When Spanish forces led by conquistador Francisco Pizarro landed on the coast of Ecuador in 1531, they were entering a weakened Inca Empire consumed with inner turmoil. Remember the ruler of the Inca’s is called the Sapa Inca? Well, five years before Pizarro arrives, the Sapa Inca Huayna (whyna) Capac had contracted smallpox. Smallpox is a wicked viral disease Europeans had introduced to the continent, and it ravaged the indigenous people who had no immunity. And Sapa Inca Huayna died, and so did his eldest son. Now the Incas didn’t have a clear line of succession laid out. This seems like a big oversight to their political system, but unfortunately, that’s the way it was. Huayna had multiple wives, and one of his marriages was actually to his sister, in order to maintain a ‘pure’ royal bloodline. This type of royal inbreeding was very common in Europe, ironically the Spanish royal family participated in these types of unions the most. Huayna and his sister wife had a son named Huascar. (wazcarr). Huascar was technically the next oldest child of the Sapa Inca, had the ‘purest’ blood, and he was physically in the Inca’s capital city, Cuzo, when his father died. So Sapa Inca Huayna dies, and Huascar declares himself the new Sapa Inca. But Huascar has a… popularity problem. His problem is… no one likes him. He is described as being “ill-tempered, overall suspicious and disrespectful of the law.” “Disrespectful of the law”… meaning Huascar had a bad habit of taking things that didn’t belong to him. Historical records show he liked to claim other people’s family land after someone died, and other men’s wives for his playthings… while the husbands were still very much around to protest.

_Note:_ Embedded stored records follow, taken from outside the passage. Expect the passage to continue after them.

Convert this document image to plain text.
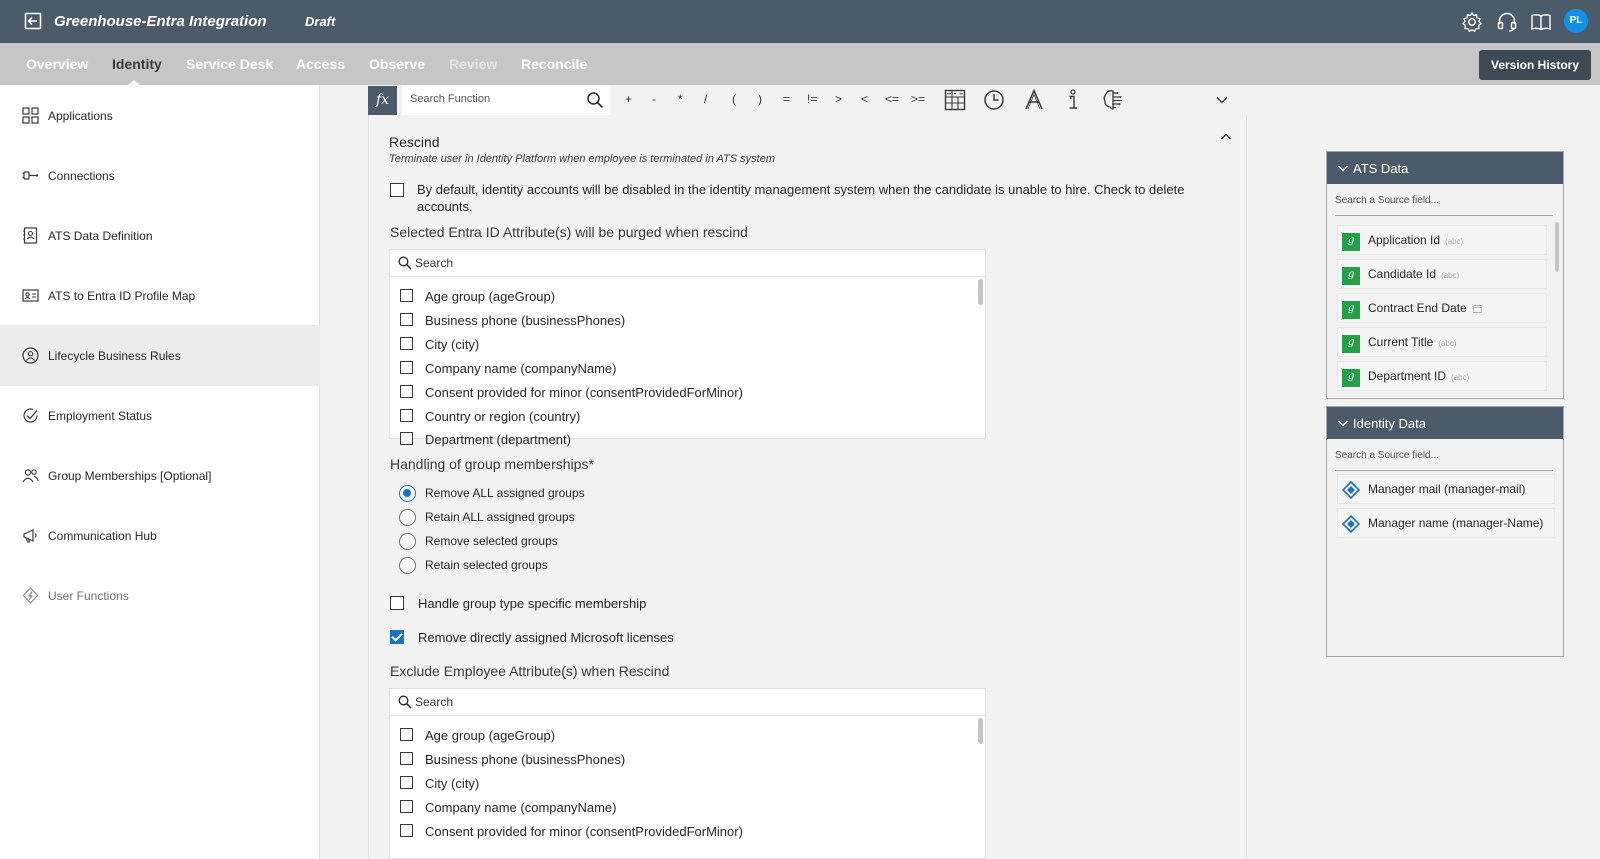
Greenhouse-Entra Integration	Draft	PL
Overview Identity Service Desk Access Observe Review Reconcile	Version History
Applications
Connections
ATS Data Definition
ATS to Entra ID Profile Map
Lifecycle Business Rules
Employment Status
Group Memberships [Optional]
Communication Hub
User Functions
fx
Search Function	+ - * / ( ) = != > < <= >=
Rescind
Terminate user in Identity Platform when employee is terminated in ATS system
By default, identity accounts will be disabled in the identity management system when the candidate is unable to hire. Check to delete
accounts.
Selected Entra ID Attribute(s) will be purged when rescind
Search
Age group (ageGroup)
Business phone (businessPhones)
City (city)
Company name (companyName)
Consent provided for minor (consentProvidedForMinor)
Country or region (country)
Department (department)
Handling of group memberships*
Remove ALL assigned groups
Retain ALL assigned groups
Remove selected groups
Retain selected groups
Handle group type specific membership
Remove directly assigned Microsoft licenses
Exclude Employee Attribute(s) when Rescind
Search
Age group (ageGroup)
Business phone (businessPhones)
City (city)
Company name (companyName)
Consent provided for minor (consentProvidedForMinor)
ATS Data
Search a Source field...
g Application Id (abc)
g Candidate Id (abc)
g Contract End Date
g Current Title (abc)
g Department ID (abc)
Identity Data
Search a Source field...
Manager mail (manager-mail)
Manager name (manager-Name)
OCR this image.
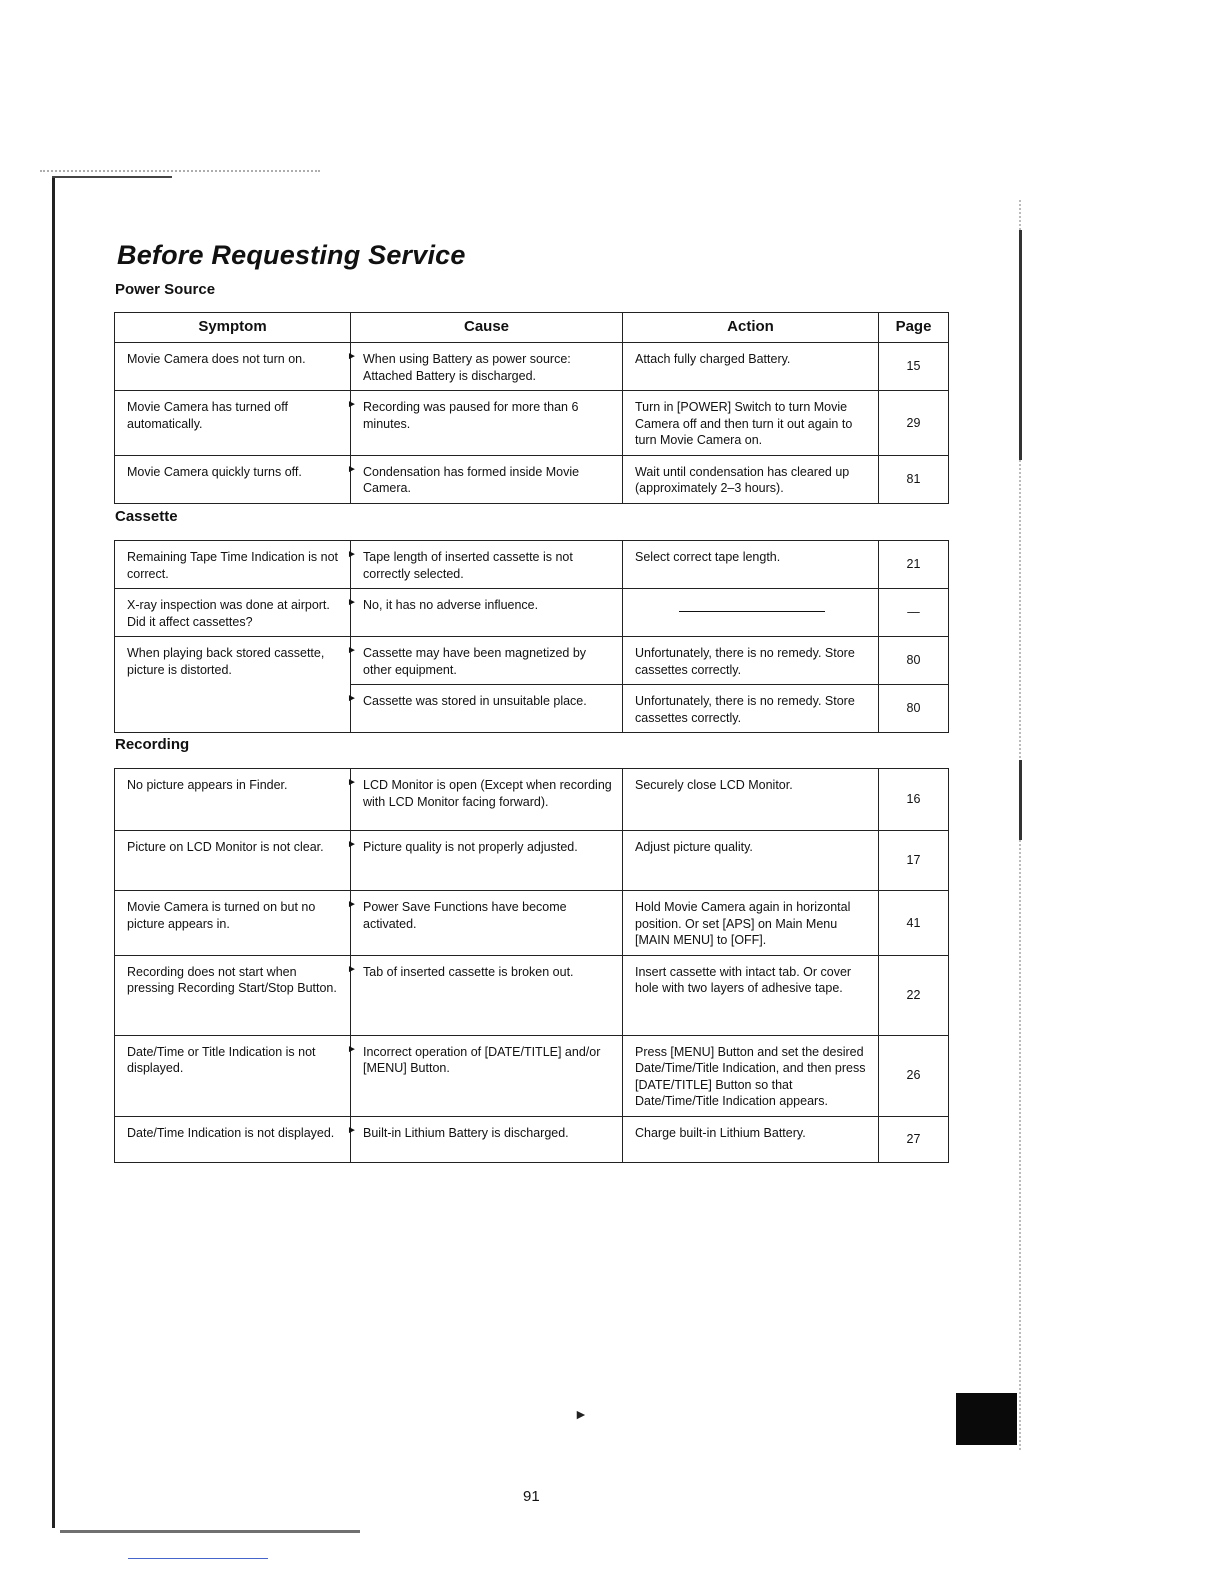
►
Before Requesting Service
Power Source
Symptom	Cause	Action	Page
Movie Camera does not turn on.	► When using Battery as power source: Attached Battery is discharged.	Attach fully charged Battery.	15
Movie Camera has turned off automatically.	► Recording was paused for more than 6 minutes.	Turn in [POWER] Switch to turn Movie Camera off and then turn it out again to turn Movie Camera on.	29
Movie Camera quickly turns off.	► Condensation has formed inside Movie Camera.	Wait until condensation has cleared up (approximately 2–3 hours).	81
Cassette
Remaining Tape Time Indication is not correct.	► Tape length of inserted cassette is not correctly selected.	Select correct tape length.	21
X-ray inspection was done at airport. Did it affect cassettes?	► No, it has no adverse influence.		—
When playing back stored cassette, picture is distorted.	► Cassette may have been magnetized by other equipment.	Unfortunately, there is no remedy. Store cassettes correctly.	80

	► Cassette was stored in unsuitable place.	Unfortunately, there is no remedy. Store cassettes correctly.	80
Recording
No picture appears in Finder.	► LCD Monitor is open (Except when recording with LCD Monitor facing forward).	Securely close LCD Monitor.	16
Picture on LCD Monitor is not clear.	► Picture quality is not properly adjusted.	Adjust picture quality.	17
Movie Camera is turned on but no picture appears in.	► Power Save Functions have become activated.	Hold Movie Camera again in horizontal position. Or set [APS] on Main Menu [MAIN MENU] to [OFF].	41
Recording does not start when pressing Recording Start/Stop Button.	► Tab of inserted cassette is broken out.	Insert cassette with intact tab. Or cover hole with two layers of adhesive tape.	22
Date/Time or Title Indication is not displayed.	► Incorrect operation of [DATE/TITLE] and/or [MENU] Button.	Press [MENU] Button and set the desired Date/Time/Title Indication, and then press [DATE/TITLE] Button so that Date/Time/Title Indication appears.	26
Date/Time Indication is not displayed.	► Built-in Lithium Battery is discharged.	Charge built-in Lithium Battery.	27
91
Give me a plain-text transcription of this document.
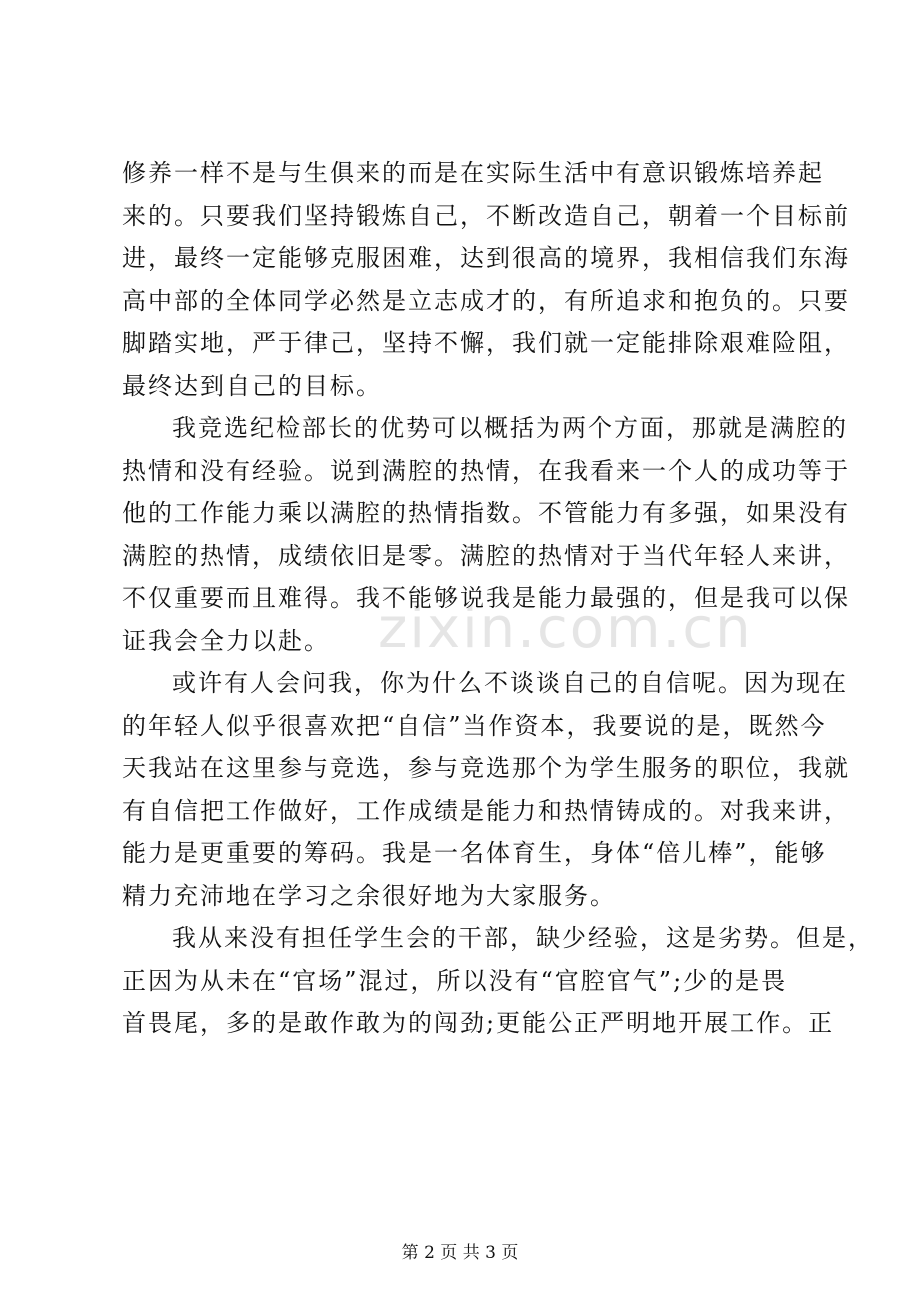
修养一样不是与生俱来的而是在实际生活中有意识锻炼培养起
来的。只要我们坚持锻炼自己，不断改造自己，朝着一个目标前
进，最终一定能够克服困难，达到很高的境界，我相信我们东海
高中部的全体同学必然是立志成才的，有所追求和抱负的。只要
脚踏实地，严于律己，坚持不懈，我们就一定能排除艰难险阻，
最终达到自己的目标。
我竞选纪检部长的优势可以概括为两个方面，那就是满腔的
热情和没有经验。说到满腔的热情，在我看来一个人的成功等于
他的工作能力乘以满腔的热情指数。不管能力有多强，如果没有
满腔的热情，成绩依旧是零。满腔的热情对于当代年轻人来讲，
不仅重要而且难得。我不能够说我是能力最强的，但是我可以保
证我会全力以赴。
或许有人会问我，你为什么不谈谈自己的自信呢。因为现在
的年轻人似乎很喜欢把“自信”当作资本，我要说的是，既然今
天我站在这里参与竞选，参与竞选那个为学生服务的职位，我就
有自信把工作做好，工作成绩是能力和热情铸成的。对我来讲，
能力是更重要的筹码。我是一名体育生，身体“倍儿棒”，能够
精力充沛地在学习之余很好地为大家服务。
我从来没有担任学生会的干部，缺少经验，这是劣势。但是，
正因为从未在“官场”混过，所以没有“官腔官气”;少的是畏
首畏尾，多的是敢作敢为的闯劲;更能公正严明地开展工作。正
zixin.com.cn
第 2 页 共 3 页
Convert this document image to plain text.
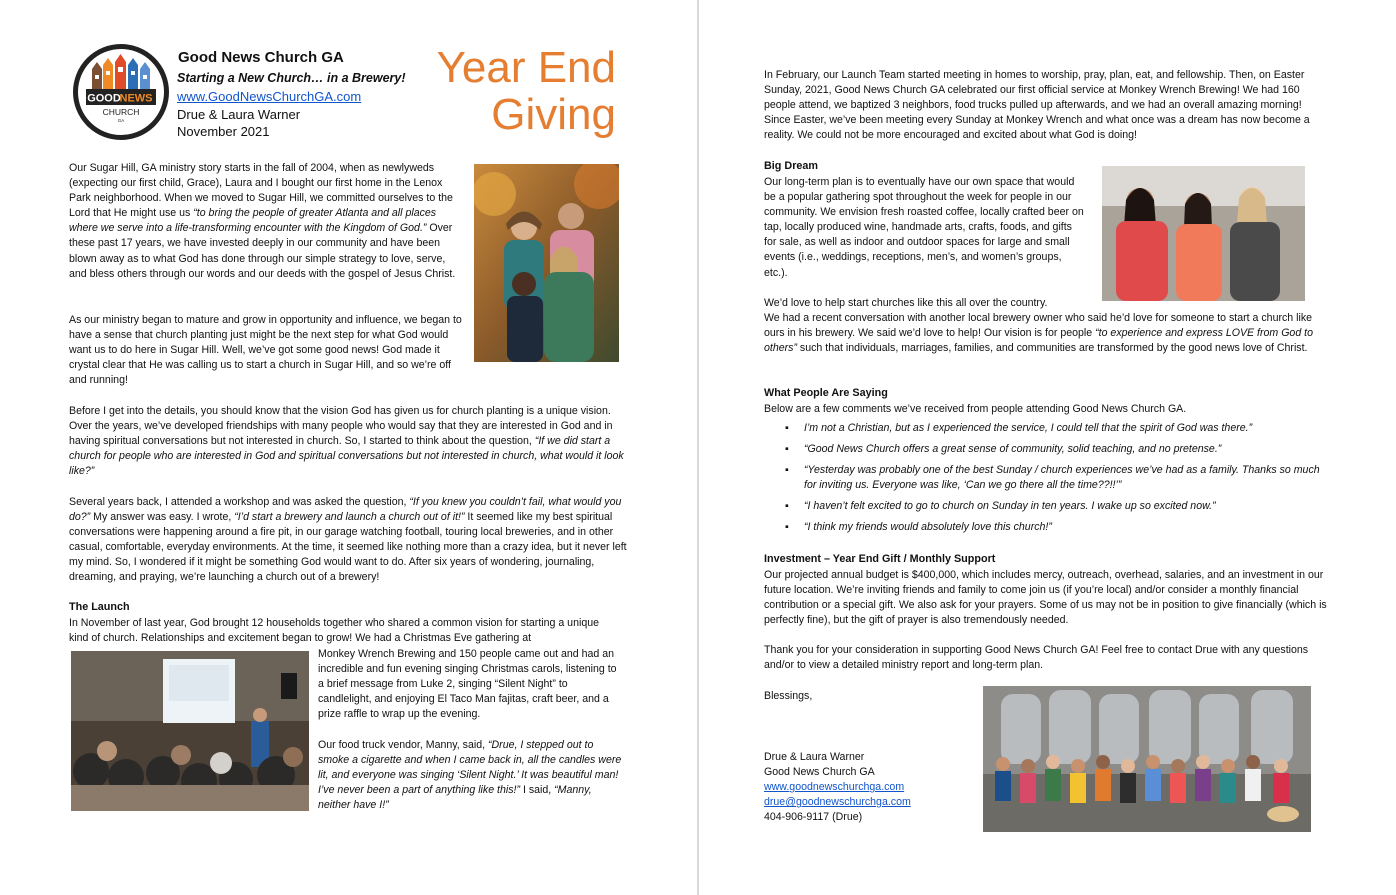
GOOD
NEWS
CHURCH
GA
Good News Church GA
Starting a New Church… in a Brewery!
www.GoodNewsChurchGA.com
Drue & Laura Warner
November 2021
Year End
Giving

Our Sugar Hill, GA ministry story starts in the fall of 2004, when as newlyweds (expecting our first child, Grace), Laura and I bought our first home in the Lenox Park neighborhood. When we moved to Sugar Hill, we committed ourselves to the Lord that He might use us “to bring the people of greater Atlanta and all places where we serve into a life-transforming encounter with the Kingdom of God.” Over these past 17 years, we have invested deeply in our community and have been blown away as to what God has done through our simple strategy to love, serve, and bless others through our words and our deeds with the gospel of Jesus Christ.

As our ministry began to mature and grow in opportunity and influence, we began to have a sense that church planting just might be the next step for what God would want us to do here in Sugar Hill. Well, we’ve got some good news! God made it crystal clear that He was calling us to start a church in Sugar Hill, and so we’re off and running!

Before I get into the details, you should know that the vision God has given us for church planting is a unique vision. Over the years, we’ve developed friendships with many people who would say that they are interested in God and in having spiritual conversations but not interested in church. So, I started to think about the question, “If we did start a church for people who are interested in God and spiritual conversations but not interested in church, what would it look like?”

Several years back, I attended a workshop and was asked the question, “If you knew you couldn’t fail, what would you do?” My answer was easy. I wrote, “I’d start a brewery and launch a church out of it!” It seemed like my best spiritual conversations were happening around a fire pit, in our garage watching football, touring local breweries, and in other casual, comfortable, everyday environments. At the time, it seemed like nothing more than a crazy idea, but it never left my mind. So, I wondered if it might be something God would want to do. After six years of wondering, journaling, dreaming, and praying, we’re launching a church out of a brewery!

The Launch

In November of last year, God brought 12 households together who shared a common vision for starting a unique kind of church. Relationships and excitement began to grow! We had a Christmas Eve gathering at

Monkey Wrench Brewing and 150 people came out and had an incredible and fun evening singing Christmas carols, listening to a brief message from Luke 2, singing “Silent Night” to candlelight, and enjoying El Taco Man fajitas, craft beer, and a prize raffle to wrap up the evening.

Our food truck vendor, Manny, said, “Drue, I stepped out to smoke a cigarette and when I came back in, all the candles were lit, and everyone was singing ‘Silent Night.’ It was beautiful man! I’ve never been a part of anything like this!” I said, “Manny, neither have I!”

In February, our Launch Team started meeting in homes to worship, pray, plan, eat, and fellowship. Then, on Easter Sunday, 2021, Good News Church GA celebrated our first official service at Monkey Wrench Brewing! We had 160 people attend, we baptized 3 neighbors, food trucks pulled up afterwards, and we had an overall amazing morning! Since Easter, we’ve been meeting every Sunday at Monkey Wrench and what once was a dream has now become a reality. We could not be more encouraged and excited about what God is doing!

Big Dream

Our long-term plan is to eventually have our own space that would be a popular gathering spot throughout the week for people in our community. We envision fresh roasted coffee, locally crafted beer on tap, locally produced wine, handmade arts, crafts, foods, and gifts for sale, as well as indoor and outdoor spaces for large and small events (i.e., weddings, receptions, men’s, and women’s groups, etc.).

We’d love to help start churches like this all over the country.

We had a recent conversation with another local brewery owner who said he’d love for someone to start a church like ours in his brewery. We said we’d love to help! Our vision is for people “to experience and express LOVE from God to others” such that individuals, marriages, families, and communities are transformed by the good news love of Christ.

What People Are Saying

Below are a few comments we’ve received from people attending Good News Church GA.

▪ I’m not a Christian, but as I experienced the service, I could tell that the spirit of God was there.”
▪ “Good News Church offers a great sense of community, solid teaching, and no pretense.”
▪ “Yesterday was probably one of the best Sunday / church experiences we’ve had as a family. Thanks so much for inviting us. Everyone was like, ‘Can we go there all the time??!!’”
▪ “I haven’t felt excited to go to church on Sunday in ten years. I wake up so excited now.”
▪ “I think my friends would absolutely love this church!”
Investment – Year End Gift / Monthly Support

Our projected annual budget is $400,000, which includes mercy, outreach, overhead, salaries, and an investment in our future location. We’re inviting friends and family to come join us (if you’re local) and/or consider a monthly financial contribution or a special gift. We also ask for your prayers. Some of us may not be in position to give financially (which is perfectly fine), but the gift of prayer is also tremendously needed.

Thank you for your consideration in supporting Good News Church GA! Feel free to contact Drue with any questions and/or to view a detailed ministry report and long-term plan.

Blessings,

Drue & Laura Warner

Good News Church GA

www.goodnewschurchga.com
drue@goodnewschurchga.com

404-906-9117 (Drue)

So, Huascar the unliked is in the capital city and he declares he is the new head guy in charge of the Inca Empire. But Huascar has another problem besides not being anyone’s miss congeniality… his younger brother, Atahualpa (aa-tuh-hoo-al-puh).
Atahualpa’s mother was a woman from outside the conventional ‘royal line,’ so he did not have as solid a claim to the throne as Huascar. But Atahualpa was young, handsome, and really well liked by the general public and especially the Incan military, who Atahualpa served with. Historical records state Atahualpa was a man of “cunning and early wisdom.” Lots of Incas wanted Atahualpa to be king instead of Huascar. To Atahualpa’s credit, when his big brother declared himself Sapa Inca, Atahualpa was okay with it. When his father died, Atahualpa was in north Peru with the army, nowhere near the capital city of Cuzco. He gathered up a sizable offering of gold and silver objects – remember, the Incas believed gold was the physical manifestation of their god’s blood and sweat on Earth, so this was a precious gift to give. Atahualpa sent his gift with some messengers to Huascar to be like “congratulations, bro.” Huascar met this gift visit with great suspicion. He declared his younger brother to be a bastard in open rebellion. He then thought it would be a great idea to kill half of Atahualpa’s messengers. And then records state, he had the remaining half dress up as women and march back in shame to order Atahualpa to come surrender to Huascar in person.
Well then. Atahualpa did not like that Huascar had killed half his friends and shamed the others. He basically decided, “okay, you think I’m in rebellion to you, then I really WILL be in rebellion.” Atahualpa prompted declared a new capital city, that he was the real Sapa Inca, and anyone who didn’t like Huascar could come support him. And that was a lot of people. A bunch of high-ranking generals deserted Cuzco and went to Atahualpa’s new capital. Huascar’s suspicions were now made reality, by his own actions, though he probably didn’t see it that way. And for the next five years, the Inca Empire is torn apart from the inside by a terrible civil war between the two brothers. There are some crazy stories from this war, and I could see HBO making a mini-series out of it. At one point Huascar captures Atahualpa and then when he and his men get drunk to celebrate, a prostitute sneaks into camp and sets Atahualpa free and he escapes. Atahualpa kills Huascar’s best friend and turns his skull into a gold covered drinking cup… we know this because four years after he did it, when Atahualpa encounters the Spanish, he is still using his favorite skull cup. Talk about a creative use for gold.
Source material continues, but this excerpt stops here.